Since 2015, a group of Yunlin residents has been leading a toxic tort case that – following several dismissals at the district court level – is now pending in the City of Tainan’s high court (Jobin 2021a; Lin 2021). Importantly, the mobilization has prompted social science analysis of Formosa’s “good neighbor” policies and compensations (Jobin 2021a; Lin 2021), the use of air pollution monitoring data (Tu 2020), and the central role of lawyers within the movement (Jobin 2021b). The litigation focuses both on the shortcomings of corporate social responsibility efforts and the failure to enforce Taiwan’s Public Nuisance Disputes Mediation Act voted into law in 1992 (Jobin 2021b, 80). In addition to analysis of interactions in the courtroom, analysis shows that Japanese law and legal precedents, as well as the US legal system, act as a role model for anti-Formosa class action lawsuits (Jobin 2021b, 32).
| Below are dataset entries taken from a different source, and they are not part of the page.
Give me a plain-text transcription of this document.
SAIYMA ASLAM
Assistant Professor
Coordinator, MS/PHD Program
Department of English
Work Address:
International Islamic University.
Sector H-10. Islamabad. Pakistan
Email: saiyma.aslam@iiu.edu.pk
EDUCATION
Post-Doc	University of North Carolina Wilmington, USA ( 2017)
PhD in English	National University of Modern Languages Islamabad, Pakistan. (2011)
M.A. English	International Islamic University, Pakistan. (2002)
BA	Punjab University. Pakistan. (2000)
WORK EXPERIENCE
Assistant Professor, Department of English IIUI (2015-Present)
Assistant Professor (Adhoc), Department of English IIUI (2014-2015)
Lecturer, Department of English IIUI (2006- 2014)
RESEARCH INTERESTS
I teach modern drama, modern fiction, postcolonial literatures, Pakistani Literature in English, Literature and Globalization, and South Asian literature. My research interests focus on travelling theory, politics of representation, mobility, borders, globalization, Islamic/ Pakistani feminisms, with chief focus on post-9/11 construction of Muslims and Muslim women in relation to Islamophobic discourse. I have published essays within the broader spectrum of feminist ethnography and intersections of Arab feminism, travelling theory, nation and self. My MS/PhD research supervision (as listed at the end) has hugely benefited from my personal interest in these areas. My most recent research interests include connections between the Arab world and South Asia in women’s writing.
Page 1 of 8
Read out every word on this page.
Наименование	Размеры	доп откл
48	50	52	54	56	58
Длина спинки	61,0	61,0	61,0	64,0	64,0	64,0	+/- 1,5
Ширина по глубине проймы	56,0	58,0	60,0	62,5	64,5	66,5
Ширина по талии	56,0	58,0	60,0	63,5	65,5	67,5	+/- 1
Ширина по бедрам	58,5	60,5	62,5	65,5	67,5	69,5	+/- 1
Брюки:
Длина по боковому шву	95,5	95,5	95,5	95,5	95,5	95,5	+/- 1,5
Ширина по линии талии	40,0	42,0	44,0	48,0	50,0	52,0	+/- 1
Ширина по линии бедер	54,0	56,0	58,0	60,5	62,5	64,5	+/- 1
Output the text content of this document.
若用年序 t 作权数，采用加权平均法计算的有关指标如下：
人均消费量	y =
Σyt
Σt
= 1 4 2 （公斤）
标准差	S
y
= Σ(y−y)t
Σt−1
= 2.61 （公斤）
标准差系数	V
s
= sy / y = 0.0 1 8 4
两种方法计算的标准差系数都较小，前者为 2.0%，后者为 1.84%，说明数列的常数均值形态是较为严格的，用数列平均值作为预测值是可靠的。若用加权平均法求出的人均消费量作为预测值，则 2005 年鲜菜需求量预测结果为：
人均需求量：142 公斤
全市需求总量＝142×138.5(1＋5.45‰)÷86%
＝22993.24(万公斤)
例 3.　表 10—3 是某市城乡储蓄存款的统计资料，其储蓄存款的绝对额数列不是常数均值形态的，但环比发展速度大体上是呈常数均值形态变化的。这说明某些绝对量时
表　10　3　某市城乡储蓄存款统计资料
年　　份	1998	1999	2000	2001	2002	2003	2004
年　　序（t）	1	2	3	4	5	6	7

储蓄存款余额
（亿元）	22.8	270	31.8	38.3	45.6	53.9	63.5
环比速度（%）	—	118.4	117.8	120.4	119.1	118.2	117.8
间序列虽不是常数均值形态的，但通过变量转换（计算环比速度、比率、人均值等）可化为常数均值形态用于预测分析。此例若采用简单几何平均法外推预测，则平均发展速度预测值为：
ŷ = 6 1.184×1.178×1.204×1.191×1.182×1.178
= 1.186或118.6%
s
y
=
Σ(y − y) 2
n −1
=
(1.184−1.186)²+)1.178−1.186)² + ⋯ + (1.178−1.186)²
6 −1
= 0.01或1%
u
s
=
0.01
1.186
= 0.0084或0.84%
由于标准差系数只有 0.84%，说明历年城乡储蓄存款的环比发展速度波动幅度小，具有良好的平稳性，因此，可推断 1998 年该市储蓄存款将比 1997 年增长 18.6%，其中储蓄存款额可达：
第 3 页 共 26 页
Building on his research on Formosa Plastics, sociologist Paul Jobin (2021a) has coined the term “civic eco-nationalism” to characterize Taiwanese environmental activism emerging over the last two decades – defined as “a mix of nationalism, ecology, and the spirit of democracy” (2021, 61). According to Jobin, resistance against Formosa demonstrates that struggles for independence, democratic institutions, and a Taiwanese national identity are integral to the island’s environmental activism (2021a, 60). Unlike other liberal democracies, Taiwanese politics operate along a split between the pro-China Kuomintang (KMT, blue camp) and the Democratic Progressive Party (DPP, green camp). While the KMT has been in support of polluting industries and discouraging them from moving to the mainland, the DPP is known for keeping a lower profile, often contradicting electoral promises and therefore producing tension with more critical environmental movements (Jobin 2021a, 65). This gap in institutional politics, Jobin argues, is a key reason why social movements have developed a distinct form of civic eco-nationalism.
A prominent example of civic eco-nationalism for Jobin is the weekly environmental television show “Our Island”, founded in 1998 alongside Taiwan’s Public Television Station (PTS) (Jobin 2021a, 63). As the station's longest-running program, a main goal is to explore Taiwan’s marine and coastal environments which civilians were not allowed to enter under martial law (Jobin 2021a, 63). The team of journalists led by acclaimed documentary director Chin-Yuan Ke has produced several TV episodes that directly critique Formosa Plastics’ pollution. Such critical reporting is especially important in light of the company’s many attempts to control media narratives. Yunlin County, for example, Formosa has published a controversial corporate newspaper (“Kisses and Hugs”) that has been widely criticized for downplaying and denying the effects of air pollution (Chan 2020). While Our Island focuses largely on domestic developments, the team was also the first to cover disaster response at Formosa’s Steel plant in Vietnam.